Taken together, these findings suggested that the dual effects NSC639966 of sevoflurane on AKTGSK3B signaling pathway and that Inhibitors,Modulators,Libraries a short Inhibitors,Modulators,Libraries exposure time to sevoflurane treatment might produce neuroprotection via activation of AKT GSK3B signaling pathway, but a long exposure time to sevoflurane anesthesia could induce neurotoxicity via in hibition of AKTGSK3B signaling pathway. Interestingly, while long durations of sevoflurane anesthesia induced cognitive impairment, the shorter exposure time of sevoflurane anesthesia did not improve the learning and memory function in the mice. It is conceivable that the short exposure time to sevoflurane anesthesia may only produce neuroprotection when there is a brain insult. This hypothesis has been supported by the out comes from the previous studies which show that sevo flurane has neuroprotective effects .
The findings that sevoflurane may have dual effects would be import ant to further determine the role of sevoflurane in brain function. In addition, our studies showed that the Inhibitors,Modulators,Libraries AKT GSK3B could be one of the cellular mechanisms by which sevoflurane produced the dual effects. These re sults suggested that regulation of AKTGSK3B by anes thetics or other perioperative Inhibitors,Modulators,Libraries factors might affect brain function during surgery. The future studies to assess whether short exposure time to sevoflurane anesthesia attenuates, but long durations of sevoflurane anesthesia potentiates, brain insults, e. g, cerebral ischemia, as well as studies to understand the underlying mechanisms are needed. The current studies have several limitations.

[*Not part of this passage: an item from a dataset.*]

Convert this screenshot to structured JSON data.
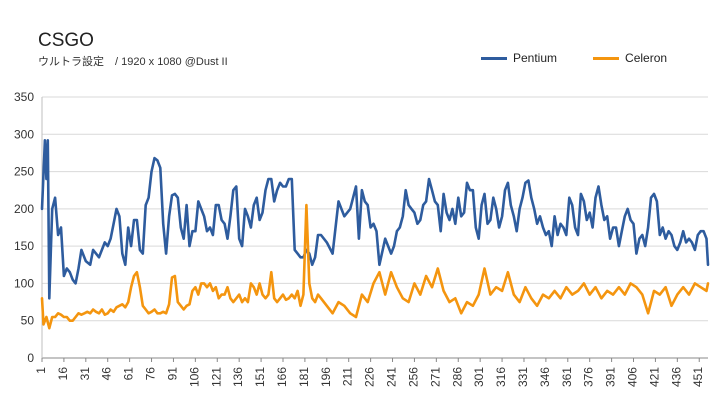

First, we did not determine the ratio of P GSK3B to total GSK3B and the ratio of P AKT to total AKT. However, the changes in the levels of P GSK3B and P AKT are sufficient to reflect the changes Inhibitors,Modulators,Libraries in the AKTGSK3B signaling pathway. Second, we did not assess the downstream outcomes of the AKTGSK3B signaling pathway following the different sevoflurane anesthesia. Such outcomes include many cellular changes, and may take a long time to complete. Third, different treatments with sevoflurane and different time intervals of brain harvest may have different findings in regards to the potential dual effects of sevoflurane on brain function. However, such studies may exceed the scope of the current experi ments, which aimed to establish a system Imatinib and to gener ate a hypothesis for future studies. Nevertheless, the current experiments have established the system and demonstrated the effects of different sevoflurane anesthesia on the activation of the AKTGSK3B signal ing pathway.